Une fois le sens de l’implant vérifié, les volets peuvent être repositionnés et suturés pour éviter le risque d’hypotonie, et la conjonctive repositionnée.

Résultats postopératoires
En postopératoire, il existe une amélioration de l’acuité visuelle et un résultat réfractif fiable (erreur moyenne inférieure à 0,50 D). L’erreur réfractive postopératoire moyenne est de 0,50 D. L’astigmatisme induit est identique à celui d’une chirurgie de la cataracte, et significativement moindre que les techniques de fixation irienne ou sclérale [6,7].

Complications  
Les principales complications sont l’hypotonie précoce dans 30 à 74% des cas. Les cas d’œdèmes maculaires cystoïdes sont rares (5%) et de décompensation cornéenne moins importante que dans les implants clippés à l’iris. L’implant est néanmoins fragile (10% de ruptures d’haptiques), la chirurgie plus longue et son hydrophilie l’expose aux opacifications.

La bonne indication
Support irien insuffisant, incision étroite, mydriase posttraumatique, procédure combinée (cornéenne ou vitréo-rétienne, car bonne étanchéité du segment antérieur).

Conclusion

Les techniques d’implantation secondaire sont actuellement variées et permettent de s’adapter aux contraintes de chaque patient : préservation conjonctivale, comptage endothélial, état irien, type d’implant luxé dans le segment postérieur ou nécessité d’une chirurgie combinée.
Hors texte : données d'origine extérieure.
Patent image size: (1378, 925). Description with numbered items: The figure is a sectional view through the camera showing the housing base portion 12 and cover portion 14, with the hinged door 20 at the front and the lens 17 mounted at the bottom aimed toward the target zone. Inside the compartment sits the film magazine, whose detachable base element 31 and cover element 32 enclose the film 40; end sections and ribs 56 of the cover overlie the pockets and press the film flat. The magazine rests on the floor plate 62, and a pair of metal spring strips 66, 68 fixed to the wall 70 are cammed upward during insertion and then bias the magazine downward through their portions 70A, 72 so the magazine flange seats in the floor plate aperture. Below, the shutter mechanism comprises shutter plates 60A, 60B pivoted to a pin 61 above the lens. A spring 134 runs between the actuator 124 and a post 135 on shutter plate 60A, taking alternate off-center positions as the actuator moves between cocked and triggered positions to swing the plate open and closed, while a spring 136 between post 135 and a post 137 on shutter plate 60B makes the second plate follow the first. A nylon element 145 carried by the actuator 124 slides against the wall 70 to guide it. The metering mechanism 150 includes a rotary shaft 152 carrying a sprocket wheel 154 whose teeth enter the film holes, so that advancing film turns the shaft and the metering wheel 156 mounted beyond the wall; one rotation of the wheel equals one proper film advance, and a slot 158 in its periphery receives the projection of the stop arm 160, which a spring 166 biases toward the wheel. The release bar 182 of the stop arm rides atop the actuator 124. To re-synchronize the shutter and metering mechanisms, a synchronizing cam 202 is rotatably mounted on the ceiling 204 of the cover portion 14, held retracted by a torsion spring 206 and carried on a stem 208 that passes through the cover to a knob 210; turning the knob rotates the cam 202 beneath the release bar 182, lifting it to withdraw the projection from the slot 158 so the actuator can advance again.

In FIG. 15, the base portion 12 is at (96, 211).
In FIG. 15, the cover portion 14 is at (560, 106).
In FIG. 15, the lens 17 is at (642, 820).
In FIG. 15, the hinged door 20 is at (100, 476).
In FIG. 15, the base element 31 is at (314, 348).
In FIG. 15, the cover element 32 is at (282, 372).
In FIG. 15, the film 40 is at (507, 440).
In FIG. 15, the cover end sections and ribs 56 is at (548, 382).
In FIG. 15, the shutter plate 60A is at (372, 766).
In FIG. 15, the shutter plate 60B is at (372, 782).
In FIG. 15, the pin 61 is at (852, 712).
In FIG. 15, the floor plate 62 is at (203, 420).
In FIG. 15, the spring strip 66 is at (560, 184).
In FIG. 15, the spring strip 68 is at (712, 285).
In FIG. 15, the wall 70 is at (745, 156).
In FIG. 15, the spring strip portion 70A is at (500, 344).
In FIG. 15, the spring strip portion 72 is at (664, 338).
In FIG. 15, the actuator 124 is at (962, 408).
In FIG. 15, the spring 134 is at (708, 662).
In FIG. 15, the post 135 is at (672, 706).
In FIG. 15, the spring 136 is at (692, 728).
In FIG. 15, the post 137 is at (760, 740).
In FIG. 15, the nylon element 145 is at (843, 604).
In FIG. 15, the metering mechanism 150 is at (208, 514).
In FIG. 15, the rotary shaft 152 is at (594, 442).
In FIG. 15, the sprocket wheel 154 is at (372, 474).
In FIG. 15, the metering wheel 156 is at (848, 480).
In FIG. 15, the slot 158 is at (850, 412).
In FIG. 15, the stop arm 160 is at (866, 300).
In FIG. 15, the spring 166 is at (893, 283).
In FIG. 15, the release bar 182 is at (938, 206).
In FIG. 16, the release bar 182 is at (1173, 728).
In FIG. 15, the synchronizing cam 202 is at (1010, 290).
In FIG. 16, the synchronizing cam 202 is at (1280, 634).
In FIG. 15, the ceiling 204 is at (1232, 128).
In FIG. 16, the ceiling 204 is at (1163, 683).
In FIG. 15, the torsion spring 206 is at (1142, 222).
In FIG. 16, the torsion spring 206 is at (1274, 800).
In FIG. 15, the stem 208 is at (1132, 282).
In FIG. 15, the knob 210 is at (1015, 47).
Une courbe d’apprentissage pour chaque technique est nécessaire afin d’en anticiper les subtilités. La commercialisation récente d’un implant à large gamme dioptrique et en version torique permet d’optimiser, voire de prédire, les résultats réfractifs des patients nécessitant une implantation secondaire.

Références bibliographiques
[1] Touriño Peralba R, Lamas-Francis D, Sarandeses-Diez T et al. Iris-claw intraocular lens for aphakia: Can location influence the final outcomes? J Cataract Refract Surg. 2018;44(7):818-26.
[2] Bernal-Morales C, Hernández-Martínez A, Navarro-Angulo MJ et al. Retropupillary iris-claw intraocular lens and pars plana vitrectomy in aphakia management: A national multicenter audit. Retina. 2021;41(10):2048-58.
[3] Yamane S, Sato S, Maruyama-Inoue M, Kadonosono K. Flanged intrascleral intraocular lens fixation with double-needle technique. Ophthalmology. 2017;124(8):1136-42.
[4] Lee R, Govindaraju V, Farley ND et al. Refractive outcomes after sutureless intrascleral fixation of intraocular lens with pars plana vitrectomy. Retina. 2021;41(4):822-6.
[5] Patel KG, Yazdani A, Abbey AM. Twenty-five and twenty-seven-gauge sutureless intrascleral fixation of intraocular lenses: Clinical outcomes and comparative effectiveness of haptic flanging in a large single-surgeon series of 488 eyes. Retina. 2021;41(12):2485-90.
[6] Seknazi D, Colantuono D, Tahiri R et al. Secondary sutureless posterior chamber lens implantation with two specifically designed IOLs: Iris claw lens versus sutureless trans-scleral plugs fixated lens. J Clin Med. 2021;10(10):2216.
[7] D’Agostino I, Parrulli S, De Angelis S et al. Sutureless scleral fixation: comparison between 3-piece IOL and new single-piece foldable IOL. Graefes Arch Clin Exp Ophthalmol. 2021;259(5):1365-73.